I don't know why but i got into a fight
I gave and got and i still don't know why
My face was bleeding and i couldn't see
Then i cleaned up now thats where i am

Is that you?
Got a broken nose, so desperate
Now my world is just a mess because of you
You are my angel
yeah, you were my angel and now you are gone
Took my bleedin' face to the car
Someone asked if everything was alright
I said yes cause i had all i wanted
Cause i was diggin' the sound


cosi come lo sono le atmosfere di Good Boy Mama, ritmi soffusi per una hard ballad che parla di guai e tempi duri.
Danger è puro garage'n'roll e otterebbe la benedizione di Iggy Pop ed i suoi Stooges, mentre il finale è puro amarcord  Anni Sessanta, con Count me Out, con le sue melodie da "rebel without a cause" che potrebbero far piangere od innamorare. A voi la scelta.
Per quel che mi riguarda questo album è davvero un capolavoro, un salto di qualità impressionante per una band che non guarda più da diversi anni alla scena italiana, ma vive proiettata all'Europa ed alle vicende a stelle e strisce.
Da ascoltare e riascoltare per imparare una grande lezione di storia!!!
www.thepeawees.it
https://www.facebook.com/thepeawees
Peawees – Leave It Behind


sabato 29 marzo 2014

Deadly Kick for a Fat Fucker The Clamps(Go Down Rec 2014)












Avete presente nel film Pulp Fiction la scena in cui, John Travolta, per far riprendere Uma Thurman da un overdose le inietta una siringa di adrenalina dritta nel cuore e lei, ripresasi di colpo esclama " Che botta, cazzo!Ho detto cazzo che botta!"? Ecco queste sono le mie identiche parole appena ho messo nello stereo questo debut album dei bergamaschi The Clamps, power trio di marcio rock and roll.
Lasciate da parte intellettualismi e vibranti digressioni musicali, in questo cd trovate l'essenza di quello che dovrebbe essere la vostra musica preferita: impatto, violenza ed ignoranza.

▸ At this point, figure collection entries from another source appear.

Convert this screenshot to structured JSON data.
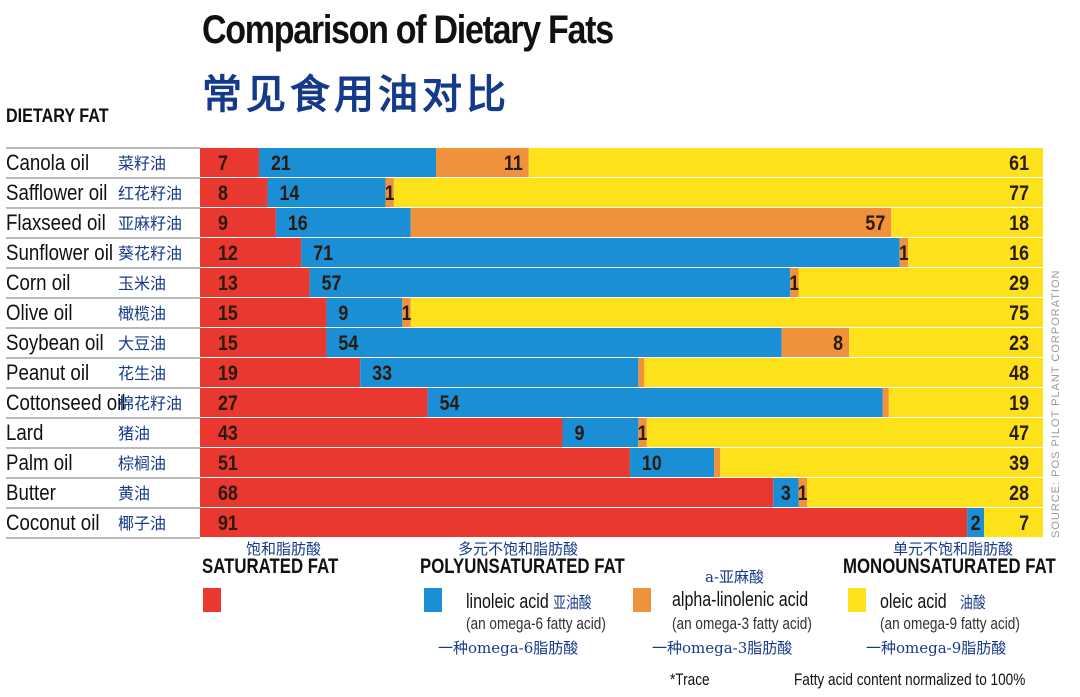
{
  "chart_data": {
    "type": "bar",
    "orientation": "horizontal",
    "stacked": true,
    "title": "Comparison of Dietary Fats",
    "subtitle": "常见食用油对比",
    "ylabel": "DIETARY FAT",
    "xlim": [
      0,
      100
    ],
    "grid": false,
    "categories": [
      "Canola oil",
      "Safflower oil",
      "Flaxseed oil",
      "Sunflower oil",
      "Corn oil",
      "Olive oil",
      "Soybean oil",
      "Peanut oil",
      "Cottonseed oil",
      "Lard",
      "Palm oil",
      "Butter",
      "Coconut oil"
    ],
    "categories_cn": [
      "菜籽油",
      "红花籽油",
      "亚麻籽油",
      "葵花籽油",
      "玉米油",
      "橄榄油",
      "大豆油",
      "花生油",
      "棉花籽油",
      "猪油",
      "棕榈油",
      "黄油",
      "椰子油"
    ],
    "series": [
      {
        "name": "SATURATED FAT",
        "color": "#e8382f",
        "values": [
          7,
          8,
          9,
          12,
          13,
          15,
          15,
          19,
          27,
          43,
          51,
          68,
          91
        ]
      },
      {
        "name": "linoleic acid",
        "color": "#1b8fd5",
        "values": [
          21,
          14,
          16,
          71,
          57,
          9,
          54,
          33,
          54,
          9,
          10,
          3,
          2
        ]
      },
      {
        "name": "alpha-linolenic acid",
        "color": "#f0923b",
        "values": [
          11,
          1,
          57,
          1,
          1,
          1,
          8,
          "*",
          "*",
          1,
          "*",
          1,
          null
        ]
      },
      {
        "name": "oleic acid",
        "color": "#fde21b",
        "values": [
          61,
          77,
          18,
          16,
          29,
          75,
          23,
          48,
          19,
          47,
          39,
          28,
          7
        ]
      }
    ],
    "legend": {
      "saturated": {
        "cn": "饱和脂肪酸",
        "en": "SATURATED FAT"
      },
      "poly": {
        "cn": "多元不饱和脂肪酸",
        "en": "POLYUNSATURATED FAT"
      },
      "mono": {
        "cn": "单元不饱和脂肪酸",
        "en": "MONOUNSATURATED FAT"
      },
      "linoleic": {
        "name": "linoleic acid",
        "cn": "亚油酸",
        "note": "(an omega-6 fatty acid)",
        "note_cn": "一种omega-6脂肪酸"
      },
      "alpha": {
        "cn_top": "a-亚麻酸",
        "name": "alpha-linolenic acid",
        "note": "(an omega-3 fatty acid)",
        "note_cn": "一种omega-3脂肪酸"
      },
      "oleic": {
        "name": "oleic acid",
        "cn": "油酸",
        "note": "(an omega-9 fatty acid)",
        "note_cn": "一种omega-9脂肪酸"
      }
    },
    "footnote_trace": "*Trace",
    "footnote_norm": "Fatty acid content normalized to 100%",
    "source": "SOURCE: POS PILOT PLANT CORPORATION"
  }
}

Un suono pieno e diretto che prende spunto dallo stoner più marcio( Orange Goblin), il punk rock/garage e la prima ondata di rock and roll scandinavo con la benedizione dei Motorhead su tutti!
Dodici tracce che filano via che è un piacere, dall'opener Bones (impreziosita nel finale da un Hammond!) fino alla strumentale Gazza, che potrebbe uscire dai solchi infernali di Bomber del signor Kilmister. Per non dimenticare la triade Loser-Honey-Burn, nella parte centrale dell'album, una legnata tra capo e collo a cui è impossibile rimanere impassibili.
Parafrasando il titolo del cd, questi pezzi sono davvero un "calcio mortale" negli zebedei, puro godimento rock and roll per le nostre martoriate orecchie e fidatevi che anche dal vivo i The Clamps non si fanno pregare nel mettere a ferro e fuoco il palco.
C'e sempre un buon motivo per continuare a credere nel rock and roll!!!!!